Introduction
Foundational supports OpenLineage. You can ingest OpenLineage data into Foundational and export Foundational lineage to catalogs that support OpenLineage.
OpenLineage support is in Preview and available to selected customers. To request access, contact the Foundational Support team at support@foundational.io.
Why this framework matters in your data stack
OpenLineage defines a standard way to collect, analyze, and share data lineage across tools and systems. It tracks data flow using runtime information emitted from pipelines. It creates a common language for lineage, which improves interoperability between tools such as Apache Airflow, Spark, and dbt. This gives teams a unified view of data dependencies.
OpenLineage provides several benefits:
Standard capture and sharing of lineage.
Interoperability between tools in the ecosystem.
Use of emitted OpenLineage information across many tools, including Foundational.
Fewer silos between platforms.
Reduced vendor lock-in.
Support for a system that stays forward-compatible with the evolving data ecosystem.
How Foundational analyzes this framework
Foundational supports open standards to help customers reduce vendor lock-in. This aligns with our support for open data contracts. Foundational fully supports OpenLineage.

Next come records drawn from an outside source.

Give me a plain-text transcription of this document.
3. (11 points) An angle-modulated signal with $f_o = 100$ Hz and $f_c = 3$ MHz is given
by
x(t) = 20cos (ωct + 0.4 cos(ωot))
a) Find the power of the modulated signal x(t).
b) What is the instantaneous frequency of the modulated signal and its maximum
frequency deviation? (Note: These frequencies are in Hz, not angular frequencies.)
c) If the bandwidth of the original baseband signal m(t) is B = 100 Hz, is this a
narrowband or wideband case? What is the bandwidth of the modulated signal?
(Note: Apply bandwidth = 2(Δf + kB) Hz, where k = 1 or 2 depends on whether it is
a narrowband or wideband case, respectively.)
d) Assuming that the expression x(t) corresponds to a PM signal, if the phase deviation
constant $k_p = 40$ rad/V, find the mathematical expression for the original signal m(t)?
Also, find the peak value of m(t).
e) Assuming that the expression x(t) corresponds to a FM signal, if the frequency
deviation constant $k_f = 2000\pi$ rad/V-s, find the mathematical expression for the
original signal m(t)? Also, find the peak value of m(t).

Foundational provides two capabilities:
Ingest runtime OpenLineage information from pipelines that already emit it.
Export Foundational code-time lineage, produced through static analysis of pipeline code, in OpenLineage format.
This connection with OpenLineage helps data teams maintain data quality, run accurate impact analysis, and manage changes across the data stack.

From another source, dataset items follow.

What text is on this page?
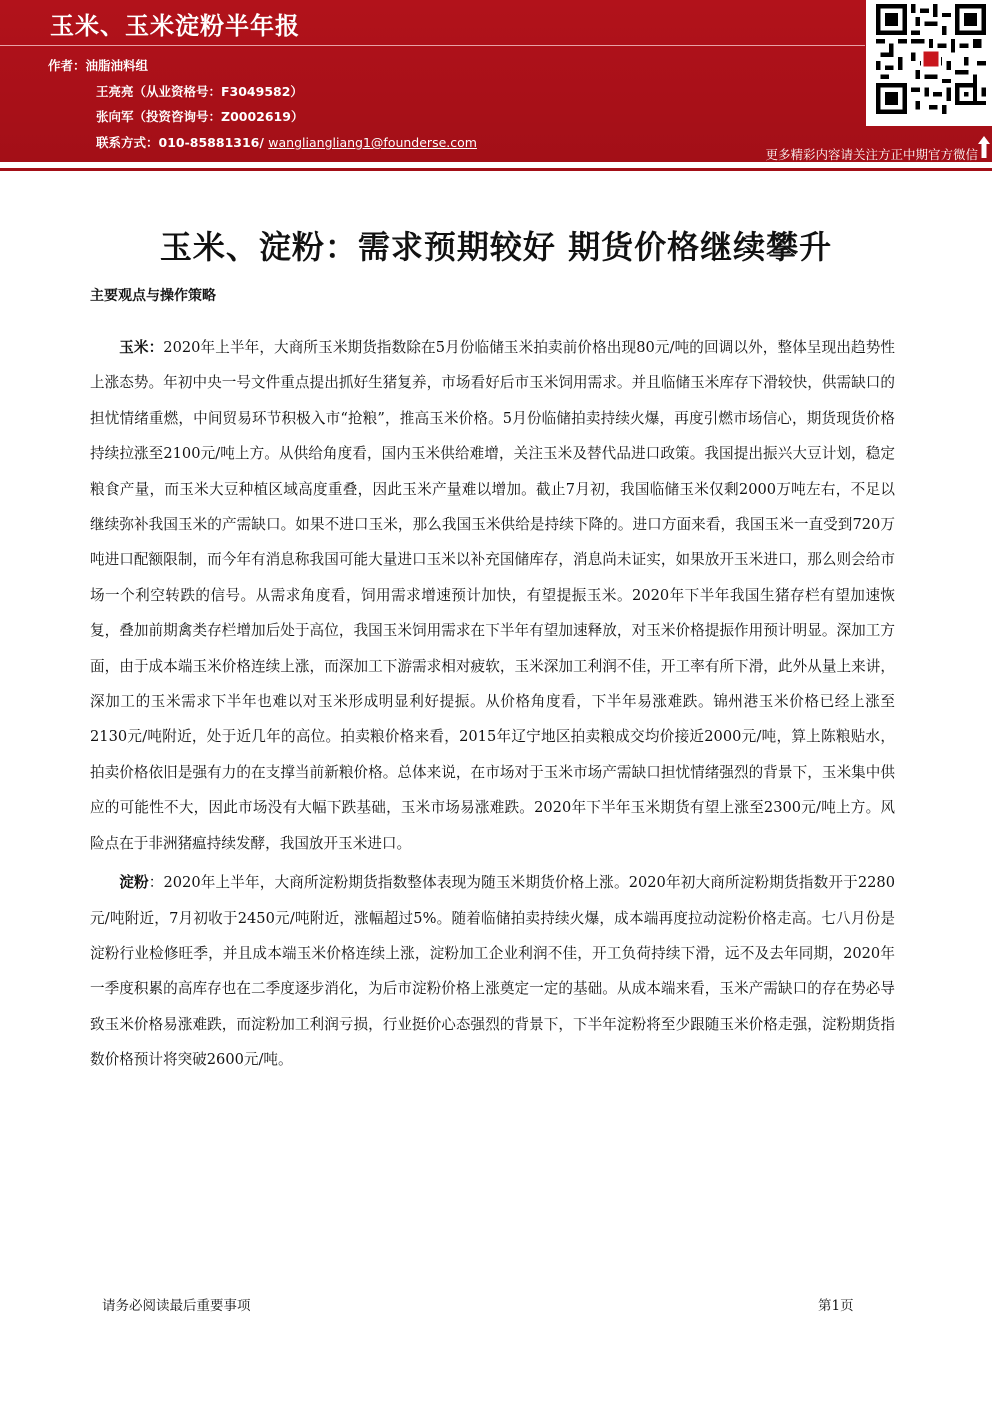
玉米、玉米淀粉半年报
作者：油脂油料组
王亮亮（从业资格号：F3049582）
张向军（投资咨询号：Z0002619）
联系方式：010-85881316/ wangliangliang1@founderse.com
更多精彩内容请关注方正中期官方微信
玉米、淀粉：需求预期较好 期货价格继续攀升
主要观点与操作策略

玉米：2020年上半年，大商所玉米期货指数除在5月份临储玉米拍卖前价格出现80元/吨的回调以外，整体呈现出趋势性上涨态势。年初中央一号文件重点提出抓好生猪复养，市场看好后市玉米饲用需求。并且临储玉米库存下滑较快，供需缺口的担忧情绪重燃，中间贸易环节积极入市“抢粮”，推高玉米价格。5月份临储拍卖持续火爆，再度引燃市场信心，期货现货价格持续拉涨至2100元/吨上方。从供给角度看，国内玉米供给难增，关注玉米及替代品进口政策。我国提出振兴大豆计划，稳定粮食产量，而玉米大豆种植区域高度重叠，因此玉米产量难以增加。截止7月初，我国临储玉米仅剩2000万吨左右，不足以继续弥补我国玉米的产需缺口。如果不进口玉米，那么我国玉米供给是持续下降的。进口方面来看，我国玉米一直受到720万吨进口配额限制，而今年有消息称我国可能大量进口玉米以补充国储库存，消息尚未证实，如果放开玉米进口，那么则会给市场一个利空转跌的信号。从需求角度看，饲用需求增速预计加快，有望提振玉米。2020年下半年我国生猪存栏有望加速恢复，叠加前期禽类存栏增加后处于高位，我国玉米饲用需求在下半年有望加速释放，对玉米价格提振作用预计明显。深加工方面，由于成本端玉米价格连续上涨，而深加工下游需求相对疲软，玉米深加工利润不佳，开工率有所下滑，此外从量上来讲，深加工的玉米需求下半年也难以对玉米形成明显利好提振。从价格角度看，下半年易涨难跌。锦州港玉米价格已经上涨至2130元/吨附近，处于近几年的高位。拍卖粮价格来看，2015年辽宁地区拍卖粮成交均价接近2000元/吨，算上陈粮贴水，拍卖价格依旧是强有力的在支撑当前新粮价格。总体来说，在市场对于玉米市场产需缺口担忧情绪强烈的背景下，玉米集中供应的可能性不大，因此市场没有大幅下跌基础，玉米市场易涨难跌。2020年下半年玉米期货有望上涨至2300元/吨上方。风险点在于非洲猪瘟持续发酵，我国放开玉米进口。

淀粉：2020年上半年，大商所淀粉期货指数整体表现为随玉米期货价格上涨。2020年初大商所淀粉期货指数开于2280元/吨附近，7月初收于2450元/吨附近，涨幅超过5%。随着临储拍卖持续火爆，成本端再度拉动淀粉价格走高。七八月份是淀粉行业检修旺季，并且成本端玉米价格连续上涨，淀粉加工企业利润不佳，开工负荷持续下滑，远不及去年同期，2020年一季度积累的高库存也在二季度逐步消化，为后市淀粉价格上涨奠定一定的基础。从成本端来看，玉米产需缺口的存在势必导致玉米价格易涨难跌，而淀粉加工利润亏损，行业挺价心态强烈的背景下，下半年淀粉将至少跟随玉米价格走强，淀粉期货指数价格预计将突破2600元/吨。

请务必阅读最后重要事项	第1页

Foundational’s process to extract schema and lineage
Runtime lineage shows data flow during pipeline execution. However, it does not cover all situations. Some pipelines run rarely; some run only under specific conditions, and ad hoc processes can run outside normal schedules. These gaps make runtime lineage incomplete.
Code-time lineage closes these gaps. Foundational extracts lineage directly from code. This shows all possible data flows, not only those that run in production. Code-time lineage helps teams understand:
Pipelines that rarely run
Ad hoc processes
Code paths that run only after specific triggers
Data flows that can occur if the code executes
OpenLineage added static lineage support in 2023. The Job object represents code locations, and facets such as SourceCodeLocationJobFacet store related metadata. This model supports both runtime and code-based lineage in one structure.

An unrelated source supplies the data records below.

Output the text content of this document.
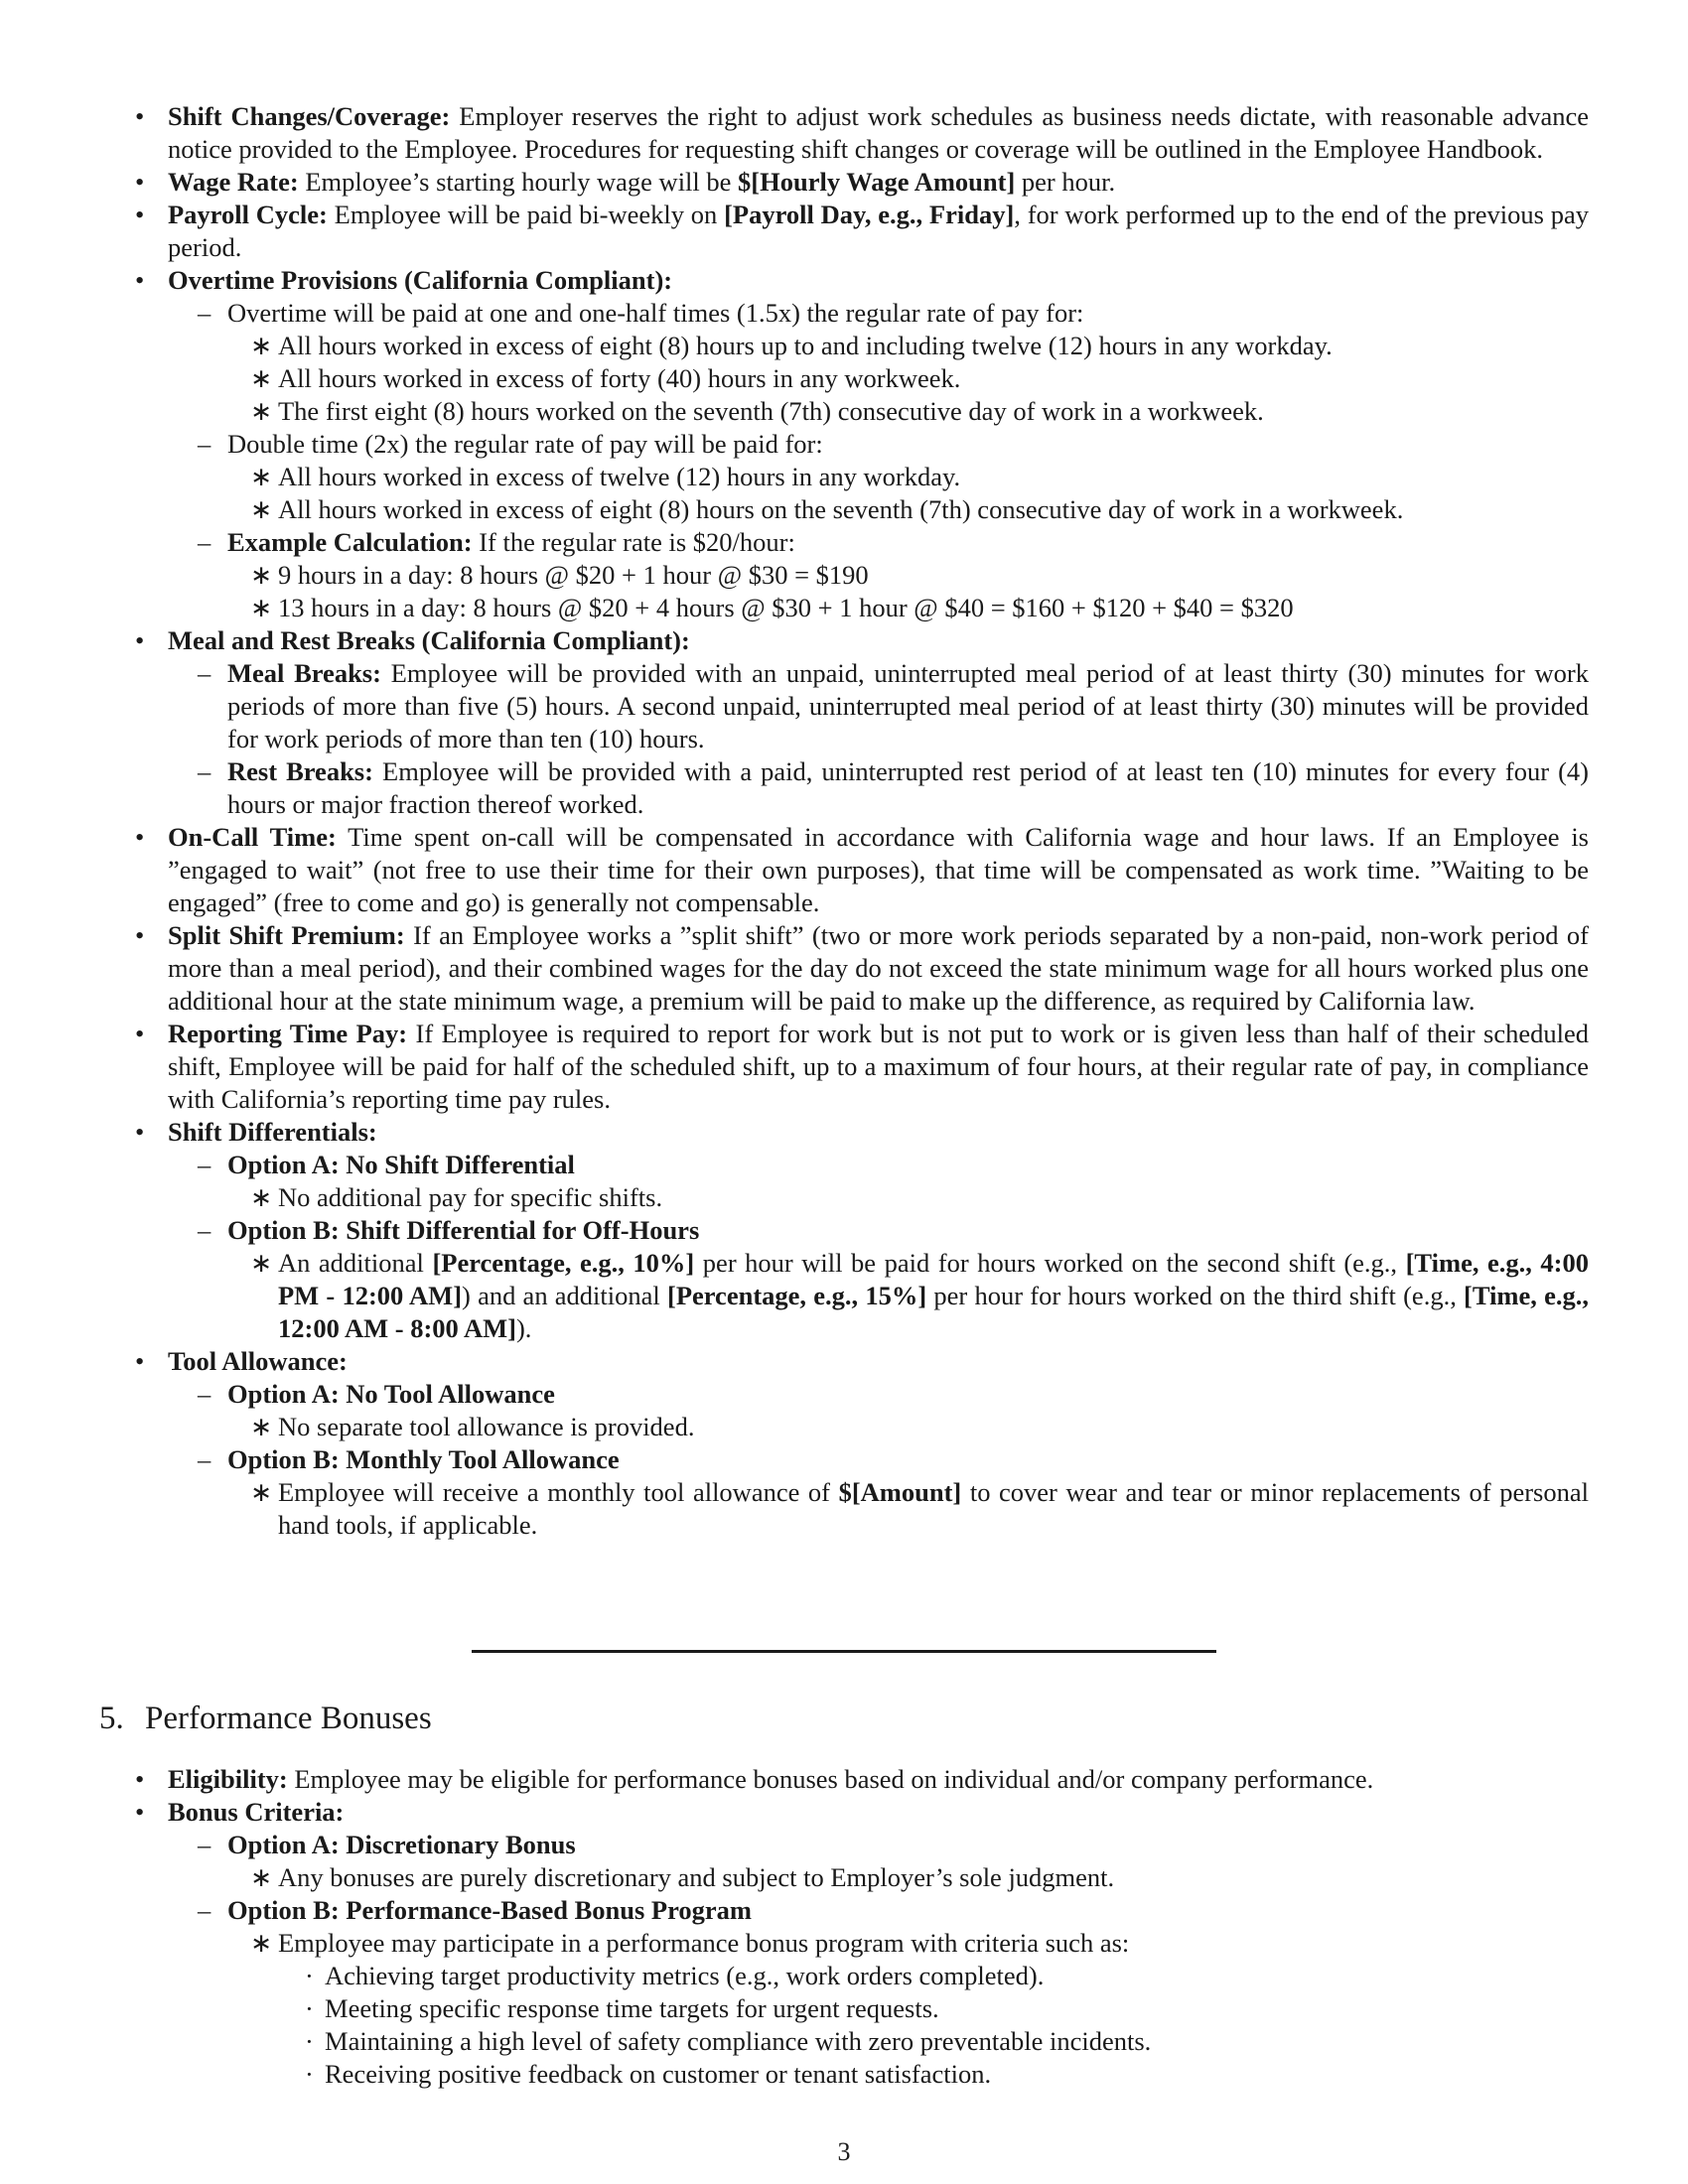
• Shift Changes/Coverage: Employer reserves the right to adjust work schedules as business needs dictate, with reasonable advance notice provided to the Employee. Procedures for requesting shift changes or coverage will be outlined in the Employee Handbook.
• Wage Rate: Employee’s starting hourly wage will be $[Hourly Wage Amount] per hour.
• Payroll Cycle: Employee will be paid bi-weekly on [Payroll Day, e.g., Friday], for work performed up to the end of the previous pay period.
• Overtime Provisions (California Compliant):
– Overtime will be paid at one and one-half times (1.5x) the regular rate of pay for:
∗ All hours worked in excess of eight (8) hours up to and including twelve (12) hours in any workday.
∗ All hours worked in excess of forty (40) hours in any workweek.
∗ The first eight (8) hours worked on the seventh (7th) consecutive day of work in a workweek.
– Double time (2x) the regular rate of pay will be paid for:
∗ All hours worked in excess of twelve (12) hours in any workday.
∗ All hours worked in excess of eight (8) hours on the seventh (7th) consecutive day of work in a workweek.
– Example Calculation: If the regular rate is $20/hour:
∗ 9 hours in a day: 8 hours @ $20 + 1 hour @ $30 = $190
∗ 13 hours in a day: 8 hours @ $20 + 4 hours @ $30 + 1 hour @ $40 = $160 + $120 + $40 = $320
• Meal and Rest Breaks (California Compliant):
– Meal Breaks: Employee will be provided with an unpaid, uninterrupted meal period of at least thirty (30) minutes for work periods of more than five (5) hours. A second unpaid, uninterrupted meal period of at least thirty (30) minutes will be provided for work periods of more than ten (10) hours.
– Rest Breaks: Employee will be provided with a paid, uninterrupted rest period of at least ten (10) minutes for every four (4) hours or major fraction thereof worked.
• On-Call Time: Time spent on-call will be compensated in accordance with California wage and hour laws. If an Employee is ”engaged to wait” (not free to use their time for their own purposes), that time will be compensated as work time. ”Waiting to be engaged” (free to come and go) is generally not compensable.
• Split Shift Premium: If an Employee works a ”split shift” (two or more work periods separated by a non-paid, non-work period of more than a meal period), and their combined wages for the day do not exceed the state minimum wage for all hours worked plus one additional hour at the state minimum wage, a premium will be paid to make up the difference, as required by California law.
• Reporting Time Pay: If Employee is required to report for work but is not put to work or is given less than half of their scheduled shift, Employee will be paid for half of the scheduled shift, up to a maximum of four hours, at their regular rate of pay, in compliance with California’s reporting time pay rules.
• Shift Differentials:
– Option A: No Shift Differential
∗ No additional pay for specific shifts.
– Option B: Shift Differential for Off-Hours
∗ An additional [Percentage, e.g., 10%] per hour will be paid for hours worked on the second shift (e.g., [Time, e.g., 4:00 PM - 12:00 AM]) and an additional [Percentage, e.g., 15%] per hour for hours worked on the third shift (e.g., [Time, e.g., 12:00 AM - 8:00 AM]).
• Tool Allowance:
– Option A: No Tool Allowance
∗ No separate tool allowance is provided.
– Option B: Monthly Tool Allowance
∗ Employee will receive a monthly tool allowance of $[Amount] to cover wear and tear or minor replacements of personal hand tools, if applicable.
5. Performance Bonuses
• Eligibility: Employee may be eligible for performance bonuses based on individual and/or company performance.
• Bonus Criteria:
– Option A: Discretionary Bonus
∗ Any bonuses are purely discretionary and subject to Employer’s sole judgment.
– Option B: Performance-Based Bonus Program
∗ Employee may participate in a performance bonus program with criteria such as:
· Achieving target productivity metrics (e.g., work orders completed).
· Meeting specific response time targets for urgent requests.
· Maintaining a high level of safety compliance with zero preventable incidents.
· Receiving positive feedback on customer or tenant satisfaction.
3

Foundational combines code-time and runtime lineage in OpenLineage format. Runtime lineage shows what ran. Code-time lineage shows what could run. Together, these views provide full coverage of active and dormant dependencies and reduce blind spots.
This combined approach helps data teams manage changes, troubleshoot issues, and understand the full design and execution context of their pipelines.
Advantages of Foundational's approach
Foundational combines runtime and code-time lineage in one model. This gives a complete view of data flow across pipelines. It covers active and dormant dependencies and reduces blind spots. This approach improves data quality and supports accurate impact analysis.
The OpenLineage model strengthens this view. It blends execution context with design-time insights and helps data teams manage changes in the data stack with confidence.